Aşk Rüyası
Gecenin kara ovasında Yıldız ağacının ışıktan gölgesine yumdum gözlerimi...
Düşümde bir düş sürüsünü güdüyordum. Kavalımın nağmelerini sahiciymiş gibi duyuyordum. Kendi kavalımın metanetiyle göğüs göğüse çarpışarak bir yerlere gidiyordum...

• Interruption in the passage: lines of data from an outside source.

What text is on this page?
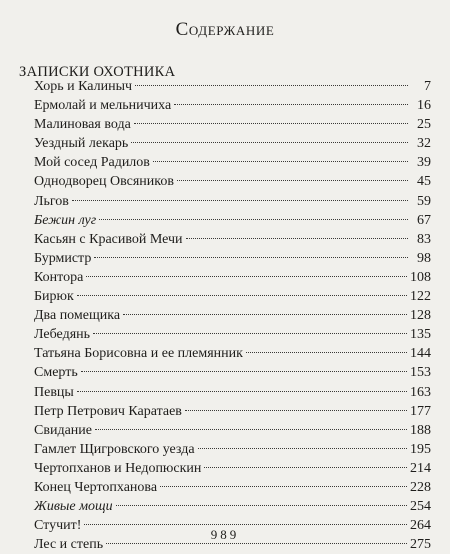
Содержание
ЗАПИСКИ ОХОТНИКА
Хорь и Калиныч	7
Ермолай и мельничиха	16
Малиновая вода	25
Уездный лекарь	32
Мой сосед Радилов	39
Однодворец Овсяников	45
Льгов	59
Бежин луг	67
Касьян с Красивой Мечи	83
Бурмистр	98
Контора	108
Бирюк	122
Два помещика	128
Лебедянь	135
Татьяна Борисовна и ее племянник	144
Смерть	153
Певцы	163
Петр Петрович Каратаев	177
Свидание	188
Гамлет Щигровского уезда	195
Чертопханов и Недопюскин	214
Конец Чертопханова	228
Живые мощи	254
Стучит!	264
Лес и степь	275
989
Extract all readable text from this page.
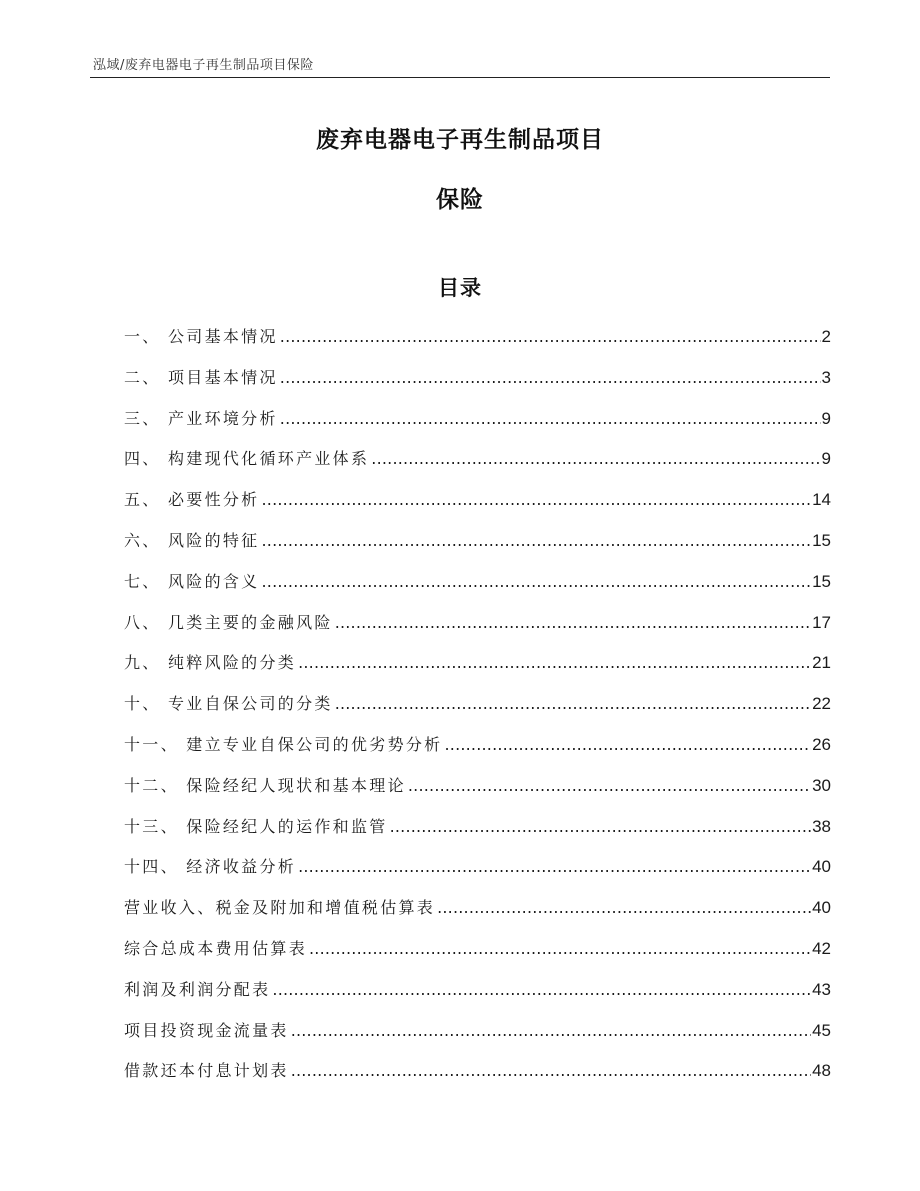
泓域/废弃电器电子再生制品项目保险
废弃电器电子再生制品项目
保险
目录
一、 公司基本情况 .....	2
二、 项目基本情况 .....	3
三、 产业环境分析 .....	9
四、 构建现代化循环产业体系 .....	9
五、 必要性分析 .....	14
六、 风险的特征 .....	15
七、 风险的含义 .....	15
八、 几类主要的金融风险 .....	17
九、 纯粹风险的分类 .....	21
十、 专业自保公司的分类 .....	22
十一、 建立专业自保公司的优劣势分析 .....	26
十二、 保险经纪人现状和基本理论 .....	30
十三、 保险经纪人的运作和监管 .....	38
十四、 经济收益分析 .....	40
营业收入、税金及附加和增值税估算表 .....	40
综合总成本费用估算表 .....	42
利润及利润分配表 .....	43
项目投资现金流量表 .....	45
借款还本付息计划表 .....	48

Yolumda mücevher süslü hançer motifleriyle bir sürü yılan desenleriyle süslenmiş çit duvarları vardı.
Ne karışıkmış düşüm!
Kendi düşümün düşüşünde üşümüşüm.
Mış mış da mış mış...
Rüya bu ya!
Arap Ahmet'teymişiz!
Bak!!!
O da oradaymış
Ay yüzlü güleç kişi...
Gerçek olması için yalan ömrümü bir celsede verirdim!
O da orada! Ay'dan aydınlık güleç yüzüyle.
Gözleri beyaz papatyaya konmuş siyah benekli bir çift kelebek...
Saçları kâinat ressamının çizdiği en nadide çiçek...
Dudakları, kıvrımında yağmur sonrası ışıyan gökkuşağındaki bütün renklerin...
Yüzü...
Yüzü...
Nasıl anlatsam da anlatılamayacak kadar güzel bir şeyin güzelliğini ifade edebilsem! Geceleyin yıldızların yoluna diz çöktüğü Ay...
Gündüz üşümüşlerin içini ısıtan sabah güneşi...
Nerede kalmıştık?
Evet...
Rüya bu ya!
O da oradaymış
Ay yüzlü güleç kişi...
Yanımda oturuyormuş. Hemen sol yanımda. Volkan ifrazatıyla yanıp kül olan yüreğimin bir şiir kenarında...
Rüya işte...
Ne söylesem revaymış dinleyene...
Karşımızda Sezai Sarıoğlu ve ekibi.
Türkü kuşatmasında mertçe çarpışan şiir neferleri. Ölü düşman hengâmelerinin hemen yamacında. Cesur, mağrur ve de oldukça dertli...
Gözler sahnede akıp giden çağlayanın dalga köpüklerinde.
Bense bir türkü tutturmuş giderim kendi selimde...
Sanki zaman durmuş. Koca salon bomboşmuş. Yanımda Ay yüzlü güleç kişi. Ben dalmışım! sanmışım! bulanmışım! yanmışım! yaralanmışım...
Rüya bu işte
Ne kadar kanadıysam hepsini içime akıtmışım...
İşi zor bu Ay yüzlü güleç kişinin
Sağ yanında ben! Kırılganlığında buz tutmuş bir göl yatağının çatlamışlığı...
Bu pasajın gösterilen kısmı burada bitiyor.